Three years ago, a set of jihadists captured two Canadian diplomats and held them for 130 days. One of the diplomats, Robert Fowler, has written about his ordeal. He told Reuters news agency this week his captors told him their hope was to create an Islamic emirate across Africa: "They would tell me repeatedly that their objective was to extend the chaos of Somalia across the Sahel to the Atlantic coast. They believed that in the chaos their jihad would thrive."
The coup took place last March after the organised and increasingly bold jihadists attacked several positions in the north and began approaching the more populated south. As they approached the capital, Bamako, home to 1.6 million people, the Government sent an urgent request to France for help. Mali's army is disorganised and ill-equipped, and President François Hollande felt he had no choice but to help. There are some 3,000 French citizens in Mali, and France has about 100,000 immigrants from its former colony. France also has a modern, well-equipped and well-trained military, against which even AQIM is no match.

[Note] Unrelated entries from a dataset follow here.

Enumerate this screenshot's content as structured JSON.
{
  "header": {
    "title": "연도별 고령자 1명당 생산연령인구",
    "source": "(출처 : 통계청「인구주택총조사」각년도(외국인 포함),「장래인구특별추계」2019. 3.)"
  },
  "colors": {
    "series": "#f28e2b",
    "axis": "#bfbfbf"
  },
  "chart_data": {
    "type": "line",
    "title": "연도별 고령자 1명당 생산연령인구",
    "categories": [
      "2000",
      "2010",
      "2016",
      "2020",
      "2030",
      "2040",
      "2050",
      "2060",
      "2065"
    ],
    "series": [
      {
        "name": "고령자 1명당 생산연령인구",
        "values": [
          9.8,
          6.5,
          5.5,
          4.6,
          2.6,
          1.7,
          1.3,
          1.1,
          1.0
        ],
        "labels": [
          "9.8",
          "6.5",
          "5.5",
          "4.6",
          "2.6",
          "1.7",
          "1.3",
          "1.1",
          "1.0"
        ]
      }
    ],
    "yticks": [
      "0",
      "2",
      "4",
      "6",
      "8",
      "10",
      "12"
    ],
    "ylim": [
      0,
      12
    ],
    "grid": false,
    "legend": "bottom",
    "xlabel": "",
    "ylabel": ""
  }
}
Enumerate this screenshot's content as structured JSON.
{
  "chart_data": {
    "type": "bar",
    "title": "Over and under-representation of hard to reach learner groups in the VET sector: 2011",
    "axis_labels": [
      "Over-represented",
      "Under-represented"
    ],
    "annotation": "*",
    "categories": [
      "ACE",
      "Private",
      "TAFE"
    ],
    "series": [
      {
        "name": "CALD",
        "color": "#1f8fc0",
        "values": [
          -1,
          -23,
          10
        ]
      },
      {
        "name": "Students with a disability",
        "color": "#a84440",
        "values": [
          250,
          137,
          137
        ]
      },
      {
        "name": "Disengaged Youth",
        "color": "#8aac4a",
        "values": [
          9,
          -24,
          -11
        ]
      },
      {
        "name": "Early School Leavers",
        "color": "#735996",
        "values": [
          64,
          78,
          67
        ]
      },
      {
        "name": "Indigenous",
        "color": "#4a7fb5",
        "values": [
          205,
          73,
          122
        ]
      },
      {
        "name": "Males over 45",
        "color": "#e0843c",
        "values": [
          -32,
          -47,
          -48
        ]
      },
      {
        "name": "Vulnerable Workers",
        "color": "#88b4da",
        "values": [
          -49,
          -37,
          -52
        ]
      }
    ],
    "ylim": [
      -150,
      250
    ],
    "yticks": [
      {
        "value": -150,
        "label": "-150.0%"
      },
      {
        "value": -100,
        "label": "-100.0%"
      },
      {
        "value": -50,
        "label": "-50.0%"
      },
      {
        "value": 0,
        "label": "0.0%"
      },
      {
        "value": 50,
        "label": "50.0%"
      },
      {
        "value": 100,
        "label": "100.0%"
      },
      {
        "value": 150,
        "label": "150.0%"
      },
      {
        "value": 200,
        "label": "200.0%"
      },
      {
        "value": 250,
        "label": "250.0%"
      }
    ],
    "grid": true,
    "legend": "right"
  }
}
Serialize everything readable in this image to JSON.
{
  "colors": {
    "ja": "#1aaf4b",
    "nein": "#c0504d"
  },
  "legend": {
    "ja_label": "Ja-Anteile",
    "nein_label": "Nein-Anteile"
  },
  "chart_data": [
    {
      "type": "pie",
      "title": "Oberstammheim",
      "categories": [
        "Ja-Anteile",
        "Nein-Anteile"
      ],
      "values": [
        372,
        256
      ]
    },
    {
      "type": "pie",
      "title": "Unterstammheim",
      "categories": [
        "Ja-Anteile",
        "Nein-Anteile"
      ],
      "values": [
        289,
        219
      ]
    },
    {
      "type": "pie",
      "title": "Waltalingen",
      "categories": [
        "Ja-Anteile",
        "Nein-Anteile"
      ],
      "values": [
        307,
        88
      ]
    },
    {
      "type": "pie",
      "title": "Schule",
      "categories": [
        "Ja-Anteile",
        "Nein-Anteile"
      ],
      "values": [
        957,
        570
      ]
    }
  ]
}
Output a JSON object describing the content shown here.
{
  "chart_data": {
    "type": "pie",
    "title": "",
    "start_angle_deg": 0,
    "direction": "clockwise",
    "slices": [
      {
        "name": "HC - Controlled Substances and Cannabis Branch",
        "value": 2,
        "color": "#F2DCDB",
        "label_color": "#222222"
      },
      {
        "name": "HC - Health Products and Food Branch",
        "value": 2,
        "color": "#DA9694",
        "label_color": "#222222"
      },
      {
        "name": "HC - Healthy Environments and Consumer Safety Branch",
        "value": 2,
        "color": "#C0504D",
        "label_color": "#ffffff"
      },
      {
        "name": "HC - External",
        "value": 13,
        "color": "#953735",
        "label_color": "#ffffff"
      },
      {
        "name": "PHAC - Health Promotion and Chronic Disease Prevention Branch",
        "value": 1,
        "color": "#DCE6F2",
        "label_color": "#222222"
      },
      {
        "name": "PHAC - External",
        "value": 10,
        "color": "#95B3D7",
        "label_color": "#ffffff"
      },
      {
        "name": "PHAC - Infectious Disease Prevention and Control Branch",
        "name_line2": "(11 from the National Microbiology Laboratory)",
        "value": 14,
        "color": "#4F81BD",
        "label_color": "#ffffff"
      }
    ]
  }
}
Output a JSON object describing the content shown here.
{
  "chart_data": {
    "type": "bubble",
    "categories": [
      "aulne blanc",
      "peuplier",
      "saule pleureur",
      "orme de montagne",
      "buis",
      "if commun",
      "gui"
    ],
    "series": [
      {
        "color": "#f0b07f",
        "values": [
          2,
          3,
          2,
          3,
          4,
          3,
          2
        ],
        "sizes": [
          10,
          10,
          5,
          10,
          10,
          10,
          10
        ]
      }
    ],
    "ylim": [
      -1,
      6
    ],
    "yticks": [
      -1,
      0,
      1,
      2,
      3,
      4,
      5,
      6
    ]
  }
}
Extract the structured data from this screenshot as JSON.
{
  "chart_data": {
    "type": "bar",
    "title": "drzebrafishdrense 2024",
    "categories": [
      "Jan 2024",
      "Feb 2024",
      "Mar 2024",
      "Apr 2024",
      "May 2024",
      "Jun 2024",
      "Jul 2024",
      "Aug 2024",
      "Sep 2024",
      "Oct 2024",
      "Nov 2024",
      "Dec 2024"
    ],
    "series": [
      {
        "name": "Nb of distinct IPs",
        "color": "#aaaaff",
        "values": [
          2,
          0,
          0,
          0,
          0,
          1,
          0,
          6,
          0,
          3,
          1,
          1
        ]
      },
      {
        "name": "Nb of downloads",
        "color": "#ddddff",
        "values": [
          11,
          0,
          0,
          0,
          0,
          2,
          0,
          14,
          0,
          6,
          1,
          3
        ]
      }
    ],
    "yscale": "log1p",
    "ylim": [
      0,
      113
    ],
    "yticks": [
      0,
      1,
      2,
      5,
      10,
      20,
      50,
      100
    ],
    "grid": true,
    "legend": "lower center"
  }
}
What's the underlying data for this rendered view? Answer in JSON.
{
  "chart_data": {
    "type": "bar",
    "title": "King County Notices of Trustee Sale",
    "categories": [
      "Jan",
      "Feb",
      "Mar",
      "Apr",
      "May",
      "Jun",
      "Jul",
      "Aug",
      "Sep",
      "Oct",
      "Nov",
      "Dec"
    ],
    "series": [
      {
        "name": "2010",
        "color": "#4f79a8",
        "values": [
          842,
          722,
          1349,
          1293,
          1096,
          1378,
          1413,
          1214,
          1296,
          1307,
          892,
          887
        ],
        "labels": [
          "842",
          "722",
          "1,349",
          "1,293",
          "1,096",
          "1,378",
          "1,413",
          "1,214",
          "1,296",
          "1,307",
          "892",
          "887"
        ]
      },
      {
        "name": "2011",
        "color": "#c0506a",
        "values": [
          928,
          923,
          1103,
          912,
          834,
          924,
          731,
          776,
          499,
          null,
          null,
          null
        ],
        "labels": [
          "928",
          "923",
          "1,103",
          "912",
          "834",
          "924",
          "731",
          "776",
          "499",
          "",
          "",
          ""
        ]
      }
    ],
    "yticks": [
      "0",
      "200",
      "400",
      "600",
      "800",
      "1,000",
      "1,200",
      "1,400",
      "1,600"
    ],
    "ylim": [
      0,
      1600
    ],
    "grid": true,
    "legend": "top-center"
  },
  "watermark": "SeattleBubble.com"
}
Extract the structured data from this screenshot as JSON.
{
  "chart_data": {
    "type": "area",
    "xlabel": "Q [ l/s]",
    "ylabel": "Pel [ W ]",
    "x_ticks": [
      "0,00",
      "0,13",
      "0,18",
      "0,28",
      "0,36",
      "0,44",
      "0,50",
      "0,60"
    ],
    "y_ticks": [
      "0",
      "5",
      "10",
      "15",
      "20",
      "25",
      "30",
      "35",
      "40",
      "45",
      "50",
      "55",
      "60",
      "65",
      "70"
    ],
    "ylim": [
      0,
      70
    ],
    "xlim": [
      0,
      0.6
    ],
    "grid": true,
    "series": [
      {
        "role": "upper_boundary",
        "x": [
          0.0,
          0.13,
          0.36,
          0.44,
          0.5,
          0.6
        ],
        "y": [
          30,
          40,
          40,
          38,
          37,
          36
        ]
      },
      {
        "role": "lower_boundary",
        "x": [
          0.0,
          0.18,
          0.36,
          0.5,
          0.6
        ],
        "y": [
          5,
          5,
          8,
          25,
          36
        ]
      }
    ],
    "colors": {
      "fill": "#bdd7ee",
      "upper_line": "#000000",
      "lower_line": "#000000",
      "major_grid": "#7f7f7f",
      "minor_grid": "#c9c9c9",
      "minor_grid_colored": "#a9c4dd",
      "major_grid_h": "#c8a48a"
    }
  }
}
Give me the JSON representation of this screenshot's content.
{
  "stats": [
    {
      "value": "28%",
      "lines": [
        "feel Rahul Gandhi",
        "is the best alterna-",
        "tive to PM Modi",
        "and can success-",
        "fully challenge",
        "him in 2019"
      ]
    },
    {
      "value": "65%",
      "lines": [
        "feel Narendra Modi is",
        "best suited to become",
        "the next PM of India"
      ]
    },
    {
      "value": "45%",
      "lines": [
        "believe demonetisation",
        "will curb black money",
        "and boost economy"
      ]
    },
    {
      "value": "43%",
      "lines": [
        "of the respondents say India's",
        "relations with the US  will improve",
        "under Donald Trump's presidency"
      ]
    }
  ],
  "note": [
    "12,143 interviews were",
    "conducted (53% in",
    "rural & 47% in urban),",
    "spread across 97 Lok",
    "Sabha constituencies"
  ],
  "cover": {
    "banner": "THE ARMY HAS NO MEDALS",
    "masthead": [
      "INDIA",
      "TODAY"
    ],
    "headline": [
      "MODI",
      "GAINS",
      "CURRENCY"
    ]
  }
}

If there was any doubt about the correctness of France's action, the jihadists have proved it by seizing a gas plant in the remote desert in southern Algeria, demanding that France halt its operation in Mali. Algerian forces stormed the plant two days ago but the outcome was not favourable: 30 hostages and 11 militants lost their lives in the effort. Several of the hostages were foreigners and apparently, only two of the militants were Algerian.
The UN Security Council has unanimously supported France's action and a resolution adopted last month provides for an African-led mission, 3,000 strong, to be deployed if there's no negotiated outcome. Now France wants the regional west African grouping, Ecowas, to send in a force as soon as possible, with financial, logistical and intelligence support from the west.
Most western countries are weary after years of fighting in Iraq and Afghanistan and are therefore happy to let France take the driver's seat for a change while they cheer from the sidelines and chip in some money and support. Most Malians just want the jihadists and their extreme demands definitively defeated.
But the situation has some underlying problems of its own and requires, in addition to a decisive military outcome, considerable diplomacy to smooth out the discrepancies between the Malian north and south, and to ease ruffled feathers and bruised egos.